Monday, October 5, 2009

Emotional issues in negotiation

Last night's season final episode of Entourage contained some good examples of the intangible factors that sometimes create, and then break, logjams in negotiations. First Ari Gold had to persuade his wife, in front of their counselor, to allow him to put up her assets as collateral for a loan needed to purchase Gold's former agency. She was distrustful because she suspected that he was pursuing this opportunity mainly to exact revenge against some of his former colleagues. In order to gain her trust, Gold had to admit, in graphic terms, that in fact he did have the basest and most personal of motives for buying out his former boss, and that he was looking forward to firing a number of their employees, but in spite of that, the deal made excellent business sense. As soon as he confessed his emotional and personal motives, he regained his wife's trust, and she consented to allow her assets to be pledged.
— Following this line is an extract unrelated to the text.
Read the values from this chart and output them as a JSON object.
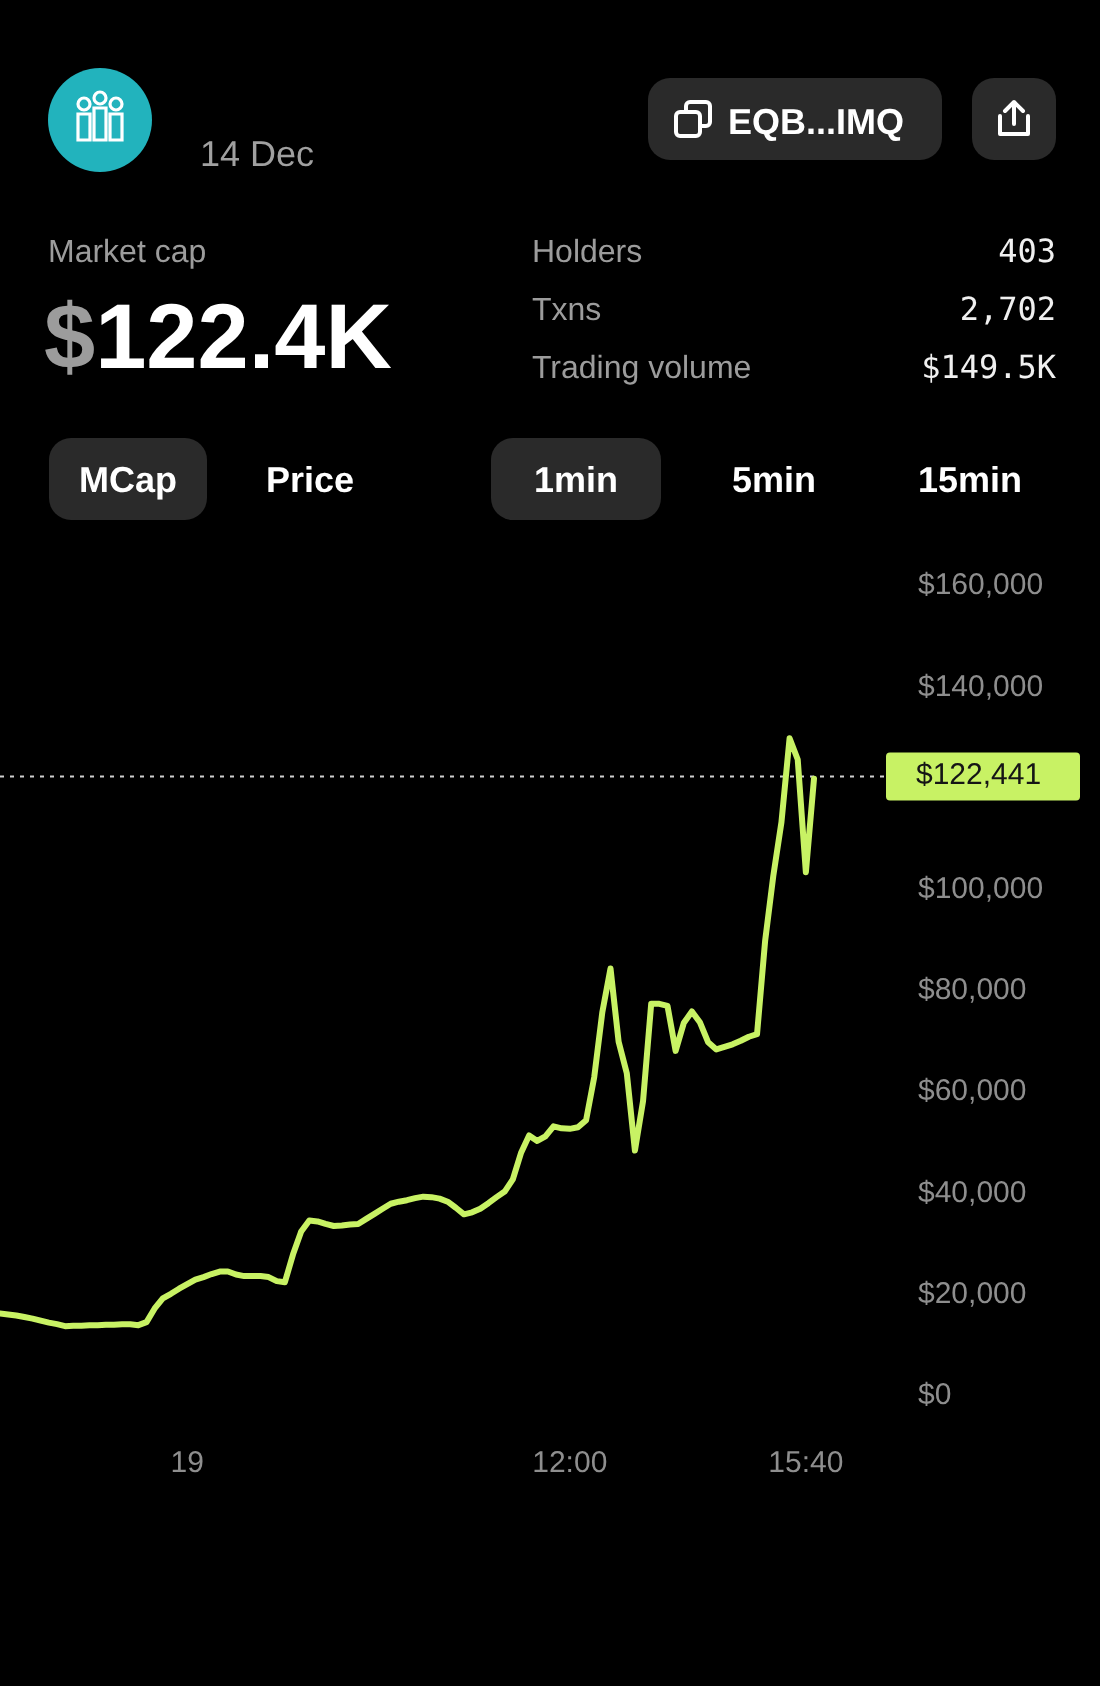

Later in the episode, the deal almost broke down over Terrence's demand that the agency he was selling continue to bear his name. Ari walked away from the table at this demand. Only when Terrence came back to Ari with an apology for his past mistreatment of Ari, would Ari allow the deal to get back on track. Ari was so moved by the apology that he even agreed to Terrence's demand.

Both incidents illustrate how seemingly irrational and emotional elements can prevent business negotiations from reaching a conclusion; and how settlement can sometimes only be reached after the emotional needs of the participants are fully acknowledged and at least partially met.

I would not hold Ari Gold up as a model in all respects, however. For example, I would caution against using a paintball gun as a means of firing employees.